Neil Schmidgall and his wife Linda were the first two employees of Superior Industries, founding the company in 1972. But the story doesn’t start there.
Superior’s legacy originates a couple generations before with Neil’s grandfather Henry Schmidgall.
1917 – Henry schmidgall
In 1917 Henry Schmidgall and his family relocated from Illinois to Hancock, Minnesota, a rural farming community 150 miles west of Minneapolis.
That same year he purchased a small, drain tile plant and started a business that he named Hancock Concrete. It would become the bedrock from which a family legacy of innovation and entrepreneurism would emerge.
1940 – Schmidgall Sand and Gravel
In 1940 Henry’s son Wayne acquired the aggregate production division of Hancock Concrete, forming his own business Schmidgall Sand and Gravel. Wayne’s new business would eventually serve as the catalyst for his son Neil’s passion for aggregate machinery.
Neil started working for his father after graduating from the University of Minnesota in 1963. He developed a skill for building and repairing the portable plants and conveyors used to produce his father’s sand and gravel supply.
Neil’s ability attracted a large number of local customers, which gave him the means to develop the family business further by starting the Superior Machinery Company in Morris, Minnesota.
superior Machinery Company – early start
Superior started out simply by building and repairing conveyors, but soon ventured further into the aggregate manufacturing market. In 1974 Superior made a deal with Ersham Manufacturing Enterprise of Kansas, acquiring their conveyor idler inventory, presses and tooling.

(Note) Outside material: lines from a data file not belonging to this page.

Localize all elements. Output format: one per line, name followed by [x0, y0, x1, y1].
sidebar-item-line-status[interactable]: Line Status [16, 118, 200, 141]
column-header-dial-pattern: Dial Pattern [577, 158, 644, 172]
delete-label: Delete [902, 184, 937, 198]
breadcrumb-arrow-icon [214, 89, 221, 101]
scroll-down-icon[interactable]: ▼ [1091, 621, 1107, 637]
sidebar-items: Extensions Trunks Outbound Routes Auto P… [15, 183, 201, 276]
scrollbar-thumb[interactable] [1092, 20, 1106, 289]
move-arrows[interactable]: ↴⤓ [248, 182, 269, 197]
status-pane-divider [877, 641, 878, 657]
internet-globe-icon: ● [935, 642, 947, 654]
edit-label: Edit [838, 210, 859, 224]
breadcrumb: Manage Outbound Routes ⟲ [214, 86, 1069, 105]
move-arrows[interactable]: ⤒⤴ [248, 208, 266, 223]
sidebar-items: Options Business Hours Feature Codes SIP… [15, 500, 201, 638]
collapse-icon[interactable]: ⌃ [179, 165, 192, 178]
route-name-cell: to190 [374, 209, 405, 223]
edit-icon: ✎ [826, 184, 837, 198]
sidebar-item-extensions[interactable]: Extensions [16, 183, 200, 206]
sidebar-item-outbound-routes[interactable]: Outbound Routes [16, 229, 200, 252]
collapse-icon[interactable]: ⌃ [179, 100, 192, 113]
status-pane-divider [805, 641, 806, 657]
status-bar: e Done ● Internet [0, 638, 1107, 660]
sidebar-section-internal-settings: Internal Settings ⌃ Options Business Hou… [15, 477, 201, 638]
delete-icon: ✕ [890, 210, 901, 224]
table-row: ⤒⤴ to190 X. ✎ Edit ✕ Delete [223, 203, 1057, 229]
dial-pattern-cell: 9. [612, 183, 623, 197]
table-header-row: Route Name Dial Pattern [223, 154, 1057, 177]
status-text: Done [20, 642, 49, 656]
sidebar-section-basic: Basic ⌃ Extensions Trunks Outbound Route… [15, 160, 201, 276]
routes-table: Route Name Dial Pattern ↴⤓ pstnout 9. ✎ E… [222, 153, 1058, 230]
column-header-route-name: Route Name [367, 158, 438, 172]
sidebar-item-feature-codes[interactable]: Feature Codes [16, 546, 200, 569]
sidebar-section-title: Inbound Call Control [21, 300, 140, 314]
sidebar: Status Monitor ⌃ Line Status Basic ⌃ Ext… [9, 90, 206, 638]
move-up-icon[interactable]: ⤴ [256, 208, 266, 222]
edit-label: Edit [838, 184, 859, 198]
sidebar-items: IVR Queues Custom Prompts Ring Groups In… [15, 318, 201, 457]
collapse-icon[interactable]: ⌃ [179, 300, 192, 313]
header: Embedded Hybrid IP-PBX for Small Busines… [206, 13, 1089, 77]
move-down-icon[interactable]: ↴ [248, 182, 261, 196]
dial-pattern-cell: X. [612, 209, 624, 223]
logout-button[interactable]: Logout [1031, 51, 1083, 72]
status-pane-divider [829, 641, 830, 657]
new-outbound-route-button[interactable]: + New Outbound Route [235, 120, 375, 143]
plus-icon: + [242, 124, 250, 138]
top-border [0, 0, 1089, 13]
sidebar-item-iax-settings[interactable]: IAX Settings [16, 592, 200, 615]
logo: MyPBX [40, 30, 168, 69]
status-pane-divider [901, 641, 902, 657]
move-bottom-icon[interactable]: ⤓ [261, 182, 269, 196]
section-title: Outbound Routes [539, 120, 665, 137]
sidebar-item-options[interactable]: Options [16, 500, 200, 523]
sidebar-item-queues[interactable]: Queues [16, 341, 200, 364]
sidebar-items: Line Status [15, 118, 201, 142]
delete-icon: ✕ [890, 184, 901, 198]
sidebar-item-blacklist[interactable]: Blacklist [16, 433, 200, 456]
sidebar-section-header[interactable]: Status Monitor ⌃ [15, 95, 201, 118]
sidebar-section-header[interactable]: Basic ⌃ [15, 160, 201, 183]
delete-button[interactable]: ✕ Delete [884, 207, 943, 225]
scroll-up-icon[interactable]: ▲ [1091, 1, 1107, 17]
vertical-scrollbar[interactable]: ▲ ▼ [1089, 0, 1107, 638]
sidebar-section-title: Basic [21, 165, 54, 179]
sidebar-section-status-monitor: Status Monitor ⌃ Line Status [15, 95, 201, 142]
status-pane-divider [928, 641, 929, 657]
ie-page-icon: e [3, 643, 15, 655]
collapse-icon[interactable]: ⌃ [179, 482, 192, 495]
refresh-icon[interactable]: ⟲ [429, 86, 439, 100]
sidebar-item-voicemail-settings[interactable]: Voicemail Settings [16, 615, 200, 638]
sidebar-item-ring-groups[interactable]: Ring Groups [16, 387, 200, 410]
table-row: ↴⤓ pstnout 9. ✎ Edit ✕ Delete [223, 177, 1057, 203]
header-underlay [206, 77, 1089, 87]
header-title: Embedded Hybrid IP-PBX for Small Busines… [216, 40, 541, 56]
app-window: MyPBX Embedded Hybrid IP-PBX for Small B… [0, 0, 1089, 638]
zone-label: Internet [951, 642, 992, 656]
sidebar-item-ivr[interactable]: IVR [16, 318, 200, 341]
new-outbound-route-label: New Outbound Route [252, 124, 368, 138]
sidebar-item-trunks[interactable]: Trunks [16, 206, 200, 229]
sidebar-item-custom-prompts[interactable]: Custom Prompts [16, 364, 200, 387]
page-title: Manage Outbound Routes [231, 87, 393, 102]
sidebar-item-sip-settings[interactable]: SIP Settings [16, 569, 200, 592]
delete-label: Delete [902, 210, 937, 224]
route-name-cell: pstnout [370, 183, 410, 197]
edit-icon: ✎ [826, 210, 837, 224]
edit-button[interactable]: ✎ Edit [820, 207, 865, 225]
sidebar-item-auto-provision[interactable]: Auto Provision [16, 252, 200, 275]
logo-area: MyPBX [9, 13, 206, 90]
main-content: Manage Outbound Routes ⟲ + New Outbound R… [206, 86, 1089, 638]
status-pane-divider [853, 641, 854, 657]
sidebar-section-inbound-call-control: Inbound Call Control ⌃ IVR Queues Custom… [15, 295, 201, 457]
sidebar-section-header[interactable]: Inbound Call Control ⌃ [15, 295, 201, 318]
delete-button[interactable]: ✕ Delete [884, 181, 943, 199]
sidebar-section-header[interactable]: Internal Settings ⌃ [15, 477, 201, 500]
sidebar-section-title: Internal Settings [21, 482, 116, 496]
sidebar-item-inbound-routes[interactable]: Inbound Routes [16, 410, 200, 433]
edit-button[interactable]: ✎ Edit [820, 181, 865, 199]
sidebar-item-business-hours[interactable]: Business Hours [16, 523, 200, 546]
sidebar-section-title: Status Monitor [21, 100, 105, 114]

Manufacturing both conveying systems and their accompanying accessories, a rare business model still to this day, proved to be a great strategy for growth.
culture of opportunity
Neil worked hard in the formative years of Superior to develop a culture of opportunity and advancement for his employees. Current CEO Bob Domnick states, “Some people tend to be smothering, always on top of people. Neil tends to give people guidance and help them along, but at the end, he gives them enough freedom to be innovative.”
Neil’s belief that hard work leads to a life of accomplishment and deep satisfaction was handed down to him from his father and grandfather. He was able to instill those same beliefs in his employees.
The culture of opportunity that Neil fostered at Superior has helped to sustain the small, rural community in Morris. He says, “Our employees are constantly encouraged to practice high integrity and they are reaping the benefits of maintaining long-term relationships.”
the first Telestacker conveyor
The freedom and leadership that Neil provided to his employees prepared Superior to become an industry leader. In 1997 Neil encouraged two ambitious engineers at Superior to develop a new telescoping radial stacking conveyor.
Their following research and design resulted in the production of the TeleStacker® Conveyor, Superior’s signature product that expanded its customer base to six continents.
full circle only decades later
As Superior has led the industry in new conveyor technology during the 2000s, its operations have expanded considerably. Superior has acquired new businesses all across the U.S., Canada, and Brazil. The company now employs over 1,700 people.
In 2008 Superior acquired Westmor Industries, LLC, a neighbor in Morris, Minnesota, and the community’s second largest manufacturer. In 2010 Superior’s legacy came full circle when the company acquired Hancock Concrete.
In 2015 Neil was inducted into the Pit & Quarry Hall of Fame. He was recognized for his contributions to the aggregate and mining industries and for the company that he founded and grew.
Today, Superior Industries operates on the foundation that Neil set: building innovation that creates opportunity for each other, our communities, and our investors.